Une dalle placée sur le portail d'entrée donne la date exacte de la consécration : le 30 juillet 1319. Une telle précision est rare pour une église médiévale du Molise, et elle sert de clé de lecture, car le chantier ne s'est pas arrêté là. Les écarts de style que l'on remarque à l'intérieur, d'une travée à l'autre, viennent des changements de direction des travaux entre la fin du XIIIe siècle et les premières décennies du XIVe, plusieurs ateliers s'étant succédé.
La dédicace est double, à Sainte-Marie de l'Assomption et à saint Pardus, patron de la ville. Son culte est plus ancien que l'édifice : en 1081, un acte de donation d'un certain Luffrido, prêtre de Larino, mentionne déjà une église à son nom, alors hors de l'agglomération.

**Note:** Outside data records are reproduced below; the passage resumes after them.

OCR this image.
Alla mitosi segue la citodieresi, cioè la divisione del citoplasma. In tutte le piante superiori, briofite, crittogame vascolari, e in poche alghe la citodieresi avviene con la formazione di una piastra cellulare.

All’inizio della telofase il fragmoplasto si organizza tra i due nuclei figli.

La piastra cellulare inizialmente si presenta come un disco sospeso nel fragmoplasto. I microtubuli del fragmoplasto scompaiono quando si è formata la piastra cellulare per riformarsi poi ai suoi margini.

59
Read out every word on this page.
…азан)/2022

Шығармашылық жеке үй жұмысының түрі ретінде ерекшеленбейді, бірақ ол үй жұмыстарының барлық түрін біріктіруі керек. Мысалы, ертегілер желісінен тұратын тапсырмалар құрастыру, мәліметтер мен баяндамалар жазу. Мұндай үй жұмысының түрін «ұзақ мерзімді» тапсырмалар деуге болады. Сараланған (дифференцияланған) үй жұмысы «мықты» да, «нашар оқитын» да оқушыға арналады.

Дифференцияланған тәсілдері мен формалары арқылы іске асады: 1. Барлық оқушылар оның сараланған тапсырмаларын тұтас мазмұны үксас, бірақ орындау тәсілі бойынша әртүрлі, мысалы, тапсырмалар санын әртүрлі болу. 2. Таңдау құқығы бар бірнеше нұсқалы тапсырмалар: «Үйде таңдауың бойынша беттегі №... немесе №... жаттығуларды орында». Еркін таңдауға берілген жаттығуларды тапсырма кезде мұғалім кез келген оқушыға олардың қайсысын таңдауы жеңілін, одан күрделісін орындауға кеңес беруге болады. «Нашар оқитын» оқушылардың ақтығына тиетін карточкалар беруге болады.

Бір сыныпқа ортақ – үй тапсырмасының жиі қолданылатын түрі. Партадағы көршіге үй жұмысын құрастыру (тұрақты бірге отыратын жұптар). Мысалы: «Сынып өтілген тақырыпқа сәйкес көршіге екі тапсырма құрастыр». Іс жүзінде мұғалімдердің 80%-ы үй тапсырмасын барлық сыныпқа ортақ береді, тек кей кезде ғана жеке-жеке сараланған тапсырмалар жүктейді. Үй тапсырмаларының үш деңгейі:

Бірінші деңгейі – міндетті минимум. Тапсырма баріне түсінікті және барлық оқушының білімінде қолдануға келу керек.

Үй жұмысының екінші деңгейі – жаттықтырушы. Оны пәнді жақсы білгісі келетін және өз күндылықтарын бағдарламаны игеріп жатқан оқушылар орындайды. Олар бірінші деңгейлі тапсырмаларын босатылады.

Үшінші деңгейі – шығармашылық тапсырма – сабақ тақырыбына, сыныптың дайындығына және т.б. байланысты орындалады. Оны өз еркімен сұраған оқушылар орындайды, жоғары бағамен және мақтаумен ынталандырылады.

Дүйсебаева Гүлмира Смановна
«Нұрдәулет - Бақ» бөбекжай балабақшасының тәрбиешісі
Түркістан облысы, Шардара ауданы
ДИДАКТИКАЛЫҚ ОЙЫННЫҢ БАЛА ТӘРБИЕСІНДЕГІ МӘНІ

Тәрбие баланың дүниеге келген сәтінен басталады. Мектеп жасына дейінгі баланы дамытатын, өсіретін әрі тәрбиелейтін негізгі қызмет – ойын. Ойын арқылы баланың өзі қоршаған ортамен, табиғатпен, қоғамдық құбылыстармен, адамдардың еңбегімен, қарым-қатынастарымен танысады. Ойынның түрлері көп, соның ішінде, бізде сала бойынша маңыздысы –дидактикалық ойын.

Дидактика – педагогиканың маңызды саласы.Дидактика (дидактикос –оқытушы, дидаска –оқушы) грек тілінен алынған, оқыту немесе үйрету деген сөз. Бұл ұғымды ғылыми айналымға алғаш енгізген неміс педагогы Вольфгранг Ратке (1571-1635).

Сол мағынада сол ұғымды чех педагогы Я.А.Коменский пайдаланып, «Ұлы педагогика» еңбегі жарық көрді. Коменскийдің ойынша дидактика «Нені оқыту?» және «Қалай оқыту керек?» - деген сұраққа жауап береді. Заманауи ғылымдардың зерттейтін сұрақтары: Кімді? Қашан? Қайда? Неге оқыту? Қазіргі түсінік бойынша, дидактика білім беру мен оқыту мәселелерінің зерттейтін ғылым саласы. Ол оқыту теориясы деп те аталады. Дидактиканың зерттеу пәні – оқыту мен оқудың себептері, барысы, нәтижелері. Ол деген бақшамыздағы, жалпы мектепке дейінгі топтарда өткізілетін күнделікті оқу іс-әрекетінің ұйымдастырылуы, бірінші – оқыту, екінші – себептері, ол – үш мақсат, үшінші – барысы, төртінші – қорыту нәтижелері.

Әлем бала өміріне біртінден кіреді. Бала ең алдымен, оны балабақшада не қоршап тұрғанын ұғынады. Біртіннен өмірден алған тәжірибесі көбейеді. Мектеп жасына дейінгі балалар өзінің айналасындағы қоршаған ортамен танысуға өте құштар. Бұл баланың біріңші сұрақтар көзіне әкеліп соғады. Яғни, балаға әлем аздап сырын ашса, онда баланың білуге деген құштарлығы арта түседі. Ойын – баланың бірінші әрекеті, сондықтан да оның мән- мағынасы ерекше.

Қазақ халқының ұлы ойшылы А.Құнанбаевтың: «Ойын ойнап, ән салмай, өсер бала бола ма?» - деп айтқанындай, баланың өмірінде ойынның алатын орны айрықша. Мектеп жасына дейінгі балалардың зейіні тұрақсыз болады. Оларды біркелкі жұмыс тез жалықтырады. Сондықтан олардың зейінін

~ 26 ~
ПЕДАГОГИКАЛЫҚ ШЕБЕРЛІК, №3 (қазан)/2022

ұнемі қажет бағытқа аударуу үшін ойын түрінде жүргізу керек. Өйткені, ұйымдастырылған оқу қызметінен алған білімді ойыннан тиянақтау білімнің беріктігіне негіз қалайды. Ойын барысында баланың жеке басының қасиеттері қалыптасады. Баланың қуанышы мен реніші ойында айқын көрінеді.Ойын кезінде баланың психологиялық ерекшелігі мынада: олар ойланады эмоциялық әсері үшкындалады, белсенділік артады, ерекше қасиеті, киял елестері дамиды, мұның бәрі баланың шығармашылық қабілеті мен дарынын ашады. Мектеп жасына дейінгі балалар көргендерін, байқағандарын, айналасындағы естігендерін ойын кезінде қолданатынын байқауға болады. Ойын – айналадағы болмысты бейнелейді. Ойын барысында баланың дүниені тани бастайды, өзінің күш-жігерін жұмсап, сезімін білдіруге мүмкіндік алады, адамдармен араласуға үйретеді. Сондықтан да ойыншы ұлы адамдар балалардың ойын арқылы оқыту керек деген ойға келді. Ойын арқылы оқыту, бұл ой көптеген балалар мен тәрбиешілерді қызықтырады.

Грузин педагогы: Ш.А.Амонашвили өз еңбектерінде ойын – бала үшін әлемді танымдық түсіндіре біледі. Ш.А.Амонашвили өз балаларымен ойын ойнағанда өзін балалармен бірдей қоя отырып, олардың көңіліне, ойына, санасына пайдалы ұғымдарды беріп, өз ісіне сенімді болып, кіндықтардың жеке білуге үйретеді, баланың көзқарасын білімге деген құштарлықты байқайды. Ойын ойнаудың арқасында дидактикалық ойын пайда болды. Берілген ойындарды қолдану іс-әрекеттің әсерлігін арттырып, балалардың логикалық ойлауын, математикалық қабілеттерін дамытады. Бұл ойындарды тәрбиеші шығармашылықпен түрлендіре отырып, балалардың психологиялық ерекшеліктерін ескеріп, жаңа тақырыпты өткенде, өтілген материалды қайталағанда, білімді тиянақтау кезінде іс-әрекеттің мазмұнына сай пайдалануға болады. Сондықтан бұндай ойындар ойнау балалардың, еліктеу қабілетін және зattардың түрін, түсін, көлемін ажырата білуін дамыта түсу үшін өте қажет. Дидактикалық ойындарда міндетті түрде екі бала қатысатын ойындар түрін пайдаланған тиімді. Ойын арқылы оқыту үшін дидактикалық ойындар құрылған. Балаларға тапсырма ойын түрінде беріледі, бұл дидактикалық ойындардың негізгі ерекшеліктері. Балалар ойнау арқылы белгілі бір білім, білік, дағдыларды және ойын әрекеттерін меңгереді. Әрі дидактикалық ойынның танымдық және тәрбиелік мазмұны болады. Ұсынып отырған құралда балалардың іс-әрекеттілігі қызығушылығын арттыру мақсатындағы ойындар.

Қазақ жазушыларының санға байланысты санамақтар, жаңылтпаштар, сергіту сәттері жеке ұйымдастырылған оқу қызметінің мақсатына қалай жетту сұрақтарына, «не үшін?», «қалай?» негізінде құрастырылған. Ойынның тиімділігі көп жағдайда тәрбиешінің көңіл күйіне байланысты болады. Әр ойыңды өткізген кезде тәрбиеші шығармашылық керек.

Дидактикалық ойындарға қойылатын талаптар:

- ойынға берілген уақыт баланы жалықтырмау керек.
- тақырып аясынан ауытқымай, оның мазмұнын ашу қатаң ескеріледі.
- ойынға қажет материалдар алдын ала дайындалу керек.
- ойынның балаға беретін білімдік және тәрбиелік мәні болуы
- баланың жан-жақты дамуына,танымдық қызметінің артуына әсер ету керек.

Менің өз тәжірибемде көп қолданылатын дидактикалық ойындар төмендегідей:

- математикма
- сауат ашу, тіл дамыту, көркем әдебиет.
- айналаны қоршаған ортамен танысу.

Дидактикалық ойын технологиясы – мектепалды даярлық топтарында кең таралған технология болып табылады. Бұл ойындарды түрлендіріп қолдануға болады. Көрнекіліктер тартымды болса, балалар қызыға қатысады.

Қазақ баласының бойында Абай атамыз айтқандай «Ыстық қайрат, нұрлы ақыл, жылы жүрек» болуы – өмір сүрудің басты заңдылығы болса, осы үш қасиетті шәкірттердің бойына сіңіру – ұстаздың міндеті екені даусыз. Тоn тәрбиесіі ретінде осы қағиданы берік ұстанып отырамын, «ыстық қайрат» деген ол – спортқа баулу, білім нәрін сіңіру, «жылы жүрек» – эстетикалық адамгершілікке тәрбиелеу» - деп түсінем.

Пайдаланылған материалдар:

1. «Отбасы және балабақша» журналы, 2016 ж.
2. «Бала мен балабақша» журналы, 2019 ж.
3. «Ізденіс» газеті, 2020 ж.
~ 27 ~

En 1928, le pape Pie XI éleva la cathédrale au rang de basilique mineure ; elle est aujourd'hui co-cathédrale du diocèse de Termoli-Larino.
À voir
Sur les murs et les piliers subsistent les fresques du XIVe siècle aux figures de saints et, à gauche de l'entrée, à l'intérieur, une Annonciation ajoutée en 1537. Le clocher est du XVIe siècle, mais son soubassement est plus ancien : il fut bâti en 1451 par maître Giovanni di Casalbore, venu d'Avellino. Du XVIe siècle datent aussi de nombreux autels, commandés par des particuliers dans une saison de forte activité artistique ; les reliques de saint Pardus avaient été installées dans un autel du bas-côté droit au siècle précédent.
La visite
Ce que l'on voit aujourd'hui résulte de deux revirements opposés. À l'âge baroque, le sol fut rehaussé, deux fenêtres furent ouvertes de part et d'autre du portail, la charpente apparente céda la place à un plafond à caissons et le chœur fut surélevé, avec un autel et une cathèdre en marbres polychromes exécutés par des artisans napolitains. Puis, au XIXe siècle, l'évêque Francesco Giampaolo prit le chemin inverse : il redécouvrit le Moyen Âge, remplaça les fenêtres par des formes en arc brisé, allongea les bas-côtés vers le chœur, fit décorer arcades et chapiteaux à la manière du XIVe siècle et confia à Ludovico Palladino les peintures néogothiques du plafond. Entre les deux, le XVIIe siècle avait été un temps de pauvreté : la peste de 1656 mit la ville à genoux, et la statue de saint Pardus commandée alors par l'évêque Catalani a depuis été dérobée. Le clocher visible est une reconstruction : la foudre l'avait détruit en 1943.